Precari e scomunicati

Il presidente Napolitano «ha sferzato» il Parlamento – così recitano le agenzie di stampa – invitando la rappresentanza politica a occuparsi dei giovani precari: «E’ un problema serio e va affrontato», ha dichiarato il capo dello stato. Si era appena imbattuto in un gruppo di studenti che protestava contro i tagli alla scuola e la dichiarazione antiprecaria deve essergli sembrata alquanto opportuna. Magari sarebbe stato meglio pensarci prima, visto che la precarietà del lavoro – e mica solo quella dei giovani – non è opera dello spirito santo ma, da almeno dieci anni, il risultato di leggi e accordi sociali a ispirazione bipartisan che hanno appoggiato e istituzionalizzato le richieste delle imprese, in sintonia con le vibranti teorie che affermano essere il libero mercato autentico stato di natura.
Però meglio tardi che mai e allora diamo il benvenuto all’esternazione dell’alto Colle che, con educazione presidenziale, denuncia la sordità della classe politica tutta ai cahiers de doléance che non da ieri denunciano la devastante portata della precarietà. Bene.
Succede poi che, per una singolare coincidenza temporale, le dichiarazioni di Napolitano siano state fatte proprio nel giorno in cui la Cgil ha intimato alle proprie strutture di non partecipare alla manifestazione contro la precarietà indetta per il prossimo 4 novembre: una giornata per dare voce alle tante e tanti soggetti del lavoro frantumato e chiedere al mondo politico un’inversione di rotta. Che la Cgil si pronunci contro una simile manifestazione (preparata anche da importanti strutture sindacali come la Fiom e la Funzione pubblica o da associazioni come l’Arci) risulta inspiegabile a qualunque persona dotata di buon senso. Senonché a far da pretesto per la «scomunica» è intervenuto un episodio secondario che dovrebbe meritare l’onore delle cronache solo per la sua stupidità: una pubblicità dei Cobas – tra gli organizzatori del 4 novembre – che mette all’indice il ministro Damiano, indicandolo come «amico dei padroni».

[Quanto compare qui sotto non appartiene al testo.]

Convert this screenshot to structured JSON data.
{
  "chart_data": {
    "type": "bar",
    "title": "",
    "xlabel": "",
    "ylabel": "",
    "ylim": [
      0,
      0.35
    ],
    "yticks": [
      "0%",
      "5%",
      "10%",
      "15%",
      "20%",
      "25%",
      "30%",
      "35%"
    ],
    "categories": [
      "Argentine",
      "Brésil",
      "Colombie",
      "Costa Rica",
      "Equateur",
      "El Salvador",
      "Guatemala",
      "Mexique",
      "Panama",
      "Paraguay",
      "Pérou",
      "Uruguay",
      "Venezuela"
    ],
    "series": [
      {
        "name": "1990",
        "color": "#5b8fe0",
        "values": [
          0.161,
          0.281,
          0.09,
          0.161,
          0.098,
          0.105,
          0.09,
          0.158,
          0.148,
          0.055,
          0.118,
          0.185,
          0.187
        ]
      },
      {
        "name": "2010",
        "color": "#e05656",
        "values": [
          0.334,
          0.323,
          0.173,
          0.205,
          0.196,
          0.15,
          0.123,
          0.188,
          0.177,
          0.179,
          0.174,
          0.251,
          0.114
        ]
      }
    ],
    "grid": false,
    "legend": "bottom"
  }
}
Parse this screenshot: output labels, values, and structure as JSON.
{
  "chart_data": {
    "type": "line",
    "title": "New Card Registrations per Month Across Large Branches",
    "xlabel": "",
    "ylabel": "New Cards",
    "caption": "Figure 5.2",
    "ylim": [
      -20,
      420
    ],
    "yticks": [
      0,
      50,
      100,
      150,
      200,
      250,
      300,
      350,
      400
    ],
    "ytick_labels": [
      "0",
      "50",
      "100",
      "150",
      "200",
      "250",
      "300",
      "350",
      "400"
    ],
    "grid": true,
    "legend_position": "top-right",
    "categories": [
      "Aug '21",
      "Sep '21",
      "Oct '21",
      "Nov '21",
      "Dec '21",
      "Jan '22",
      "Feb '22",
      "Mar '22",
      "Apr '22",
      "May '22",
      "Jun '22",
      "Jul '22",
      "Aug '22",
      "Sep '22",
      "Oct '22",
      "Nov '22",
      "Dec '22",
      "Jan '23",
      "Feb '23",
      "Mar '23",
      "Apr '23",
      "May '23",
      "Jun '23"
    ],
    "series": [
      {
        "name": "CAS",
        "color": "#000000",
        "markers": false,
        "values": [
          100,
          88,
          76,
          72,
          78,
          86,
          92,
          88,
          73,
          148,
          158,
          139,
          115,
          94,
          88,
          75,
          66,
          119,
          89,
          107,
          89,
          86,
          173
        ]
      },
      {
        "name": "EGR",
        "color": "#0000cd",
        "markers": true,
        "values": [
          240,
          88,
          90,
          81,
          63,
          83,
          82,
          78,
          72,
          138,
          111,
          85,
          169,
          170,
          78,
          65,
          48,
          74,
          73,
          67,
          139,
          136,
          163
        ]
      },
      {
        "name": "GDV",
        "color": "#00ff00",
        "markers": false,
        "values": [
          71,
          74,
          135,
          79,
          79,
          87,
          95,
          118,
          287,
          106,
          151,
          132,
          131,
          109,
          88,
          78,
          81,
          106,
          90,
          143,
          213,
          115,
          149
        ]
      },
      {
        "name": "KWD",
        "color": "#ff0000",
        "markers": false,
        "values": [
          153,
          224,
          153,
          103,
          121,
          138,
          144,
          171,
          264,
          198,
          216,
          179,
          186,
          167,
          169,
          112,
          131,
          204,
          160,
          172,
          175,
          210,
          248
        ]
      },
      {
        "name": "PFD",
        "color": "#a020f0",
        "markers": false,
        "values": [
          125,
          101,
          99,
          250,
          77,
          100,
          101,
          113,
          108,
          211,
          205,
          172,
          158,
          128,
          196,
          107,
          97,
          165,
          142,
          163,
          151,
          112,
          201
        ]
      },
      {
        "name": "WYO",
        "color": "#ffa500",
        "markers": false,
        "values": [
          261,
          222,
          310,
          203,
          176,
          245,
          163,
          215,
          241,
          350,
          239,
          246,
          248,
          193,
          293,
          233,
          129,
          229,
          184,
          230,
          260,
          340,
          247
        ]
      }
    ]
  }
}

Dissentire da questa definizione è più che legittimo ed è stato ampiamente fatto. Ma che ciò diventi l’occasione per cercare di far saltare quella manifestazione e – più in prospettiva – per preparare una resa dei conti dentro la più grande organizzazione sindacale italiana, questo è francamente allucinante. Se basta una manchette pubblicitaria a corrodere una scadenza su un tema così importante, c’è da essere ben tristi. E c’è da chiedersi in quanti, tra gli stessi organizzatori, non aspettassero un’occasione qualsiasi per sfilarsi dalla manifestazione del 4 novembre e quanto, in casa Cgil, abbia prevalso una logica che subordina il merito e la piattaforma di quella giornata alle opportunità politiche. Più in generale l’episodio lancia una luce un po’ sinistra sulla reale volontà di cambiare le politiche del lavoro iperliberiste di questi ultimi anni, sulla democrazia del sindacato e sul suo grado di autonomia. Perfino sull’intelligenza comune. Ma noi speriamo ancora che, fuori dagli apparati, alla fine prevalga il merito e che il 4 novrembre in piazza ci sia tantissima gente. Nonostante le scomuniche.